Monday, 6 October 2008
George R. Brown Convention Center, Exhibit Hall E
Developing functional algorithms for various crop growth processes as affected by multiple environmental factors is pivotal for modeling. The objective of this study is to describe the concept of Environmental Productivity Index (EPI), and its effectiveness in quantifying stress effects on crop growth and in modeling using cotton as a model crop. Several experiments were conducted in a sunlit Soil-Plant-Atmosphere-Research facility. Temperature, atmospheric CO2, water, ultraviolet-B radiation and nutrients were varied systematically and cotton organ growth and abiotic variables were measured and quantified. Potential growth, defined as the rate of crop growth processes occurring under range of temperatures under optimum water, nutrient and zero UV-B radiation levels were measured and estimated.
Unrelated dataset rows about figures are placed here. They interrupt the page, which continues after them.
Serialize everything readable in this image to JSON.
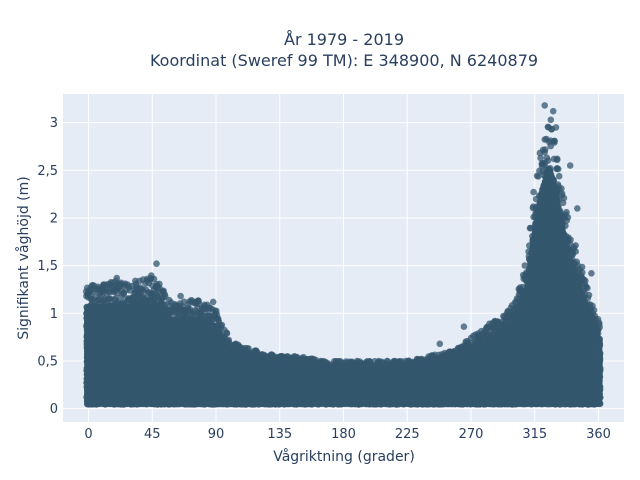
{
  "chart_data": {
    "type": "scatter",
    "title_line1": "År 1979 - 2019",
    "title_line2": "Koordinat (Sweref 99 TM): E 348900, N 6240879",
    "xlabel": "Vågriktning (grader)",
    "ylabel": "Signifikant våghöjd (m)",
    "xlim": [
      -18,
      378
    ],
    "ylim": [
      -0.14,
      3.3
    ],
    "x_ticks": [
      0,
      45,
      90,
      135,
      180,
      225,
      270,
      315,
      360
    ],
    "x_tick_labels": [
      "0",
      "45",
      "90",
      "135",
      "180",
      "225",
      "270",
      "315",
      "360"
    ],
    "y_ticks": [
      0,
      0.5,
      1,
      1.5,
      2,
      2.5,
      3
    ],
    "y_tick_labels": [
      "0",
      "0,5",
      "1",
      "1,5",
      "2",
      "2,5",
      "3"
    ],
    "grid": true,
    "plot_background": "#e5ecf6",
    "marker_color": "#34576d",
    "envelope": {
      "x": [
        0,
        10,
        20,
        30,
        45,
        60,
        75,
        90,
        100,
        110,
        120,
        135,
        150,
        165,
        180,
        195,
        210,
        225,
        240,
        255,
        270,
        285,
        300,
        310,
        315,
        320,
        325,
        330,
        335,
        340,
        350,
        360
      ],
      "y_max": [
        1.3,
        1.3,
        1.35,
        1.3,
        1.4,
        1.1,
        1.15,
        1.05,
        0.7,
        0.65,
        0.6,
        0.55,
        0.55,
        0.5,
        0.5,
        0.5,
        0.5,
        0.5,
        0.55,
        0.6,
        0.75,
        0.9,
        1.1,
        1.6,
        2.3,
        2.8,
        3.1,
        2.8,
        2.3,
        1.9,
        1.4,
        0.9
      ]
    },
    "outliers": [
      {
        "x": 48,
        "y": 1.52
      },
      {
        "x": 322,
        "y": 3.18
      },
      {
        "x": 328,
        "y": 3.12
      },
      {
        "x": 330,
        "y": 2.95
      },
      {
        "x": 340,
        "y": 2.55
      },
      {
        "x": 345,
        "y": 2.1
      },
      {
        "x": 355,
        "y": 1.42
      },
      {
        "x": 20,
        "y": 1.37
      },
      {
        "x": 33,
        "y": 1.34
      },
      {
        "x": 65,
        "y": 1.18
      },
      {
        "x": 88,
        "y": 1.12
      },
      {
        "x": 248,
        "y": 0.68
      },
      {
        "x": 265,
        "y": 0.86
      },
      {
        "x": 283,
        "y": 0.89
      },
      {
        "x": 298,
        "y": 1.02
      }
    ]
  }
}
Then, algorithms were developed for simulating various stress factor effects, known as EPIs to decrease the potential crop growth rates. The EPI indices for each environmental factor range from 0, when a given environmental stress is totally limiting a process, to 1, when it does not limit that process. These indices represent the fractional limitation due to the environmental stress effects on crop growth processes. The utility of this concept in the real-world situation was further tested by incorporating these concepts into a processes-level cotton model and comparing predictions with field measurements across several environments and management scenarios.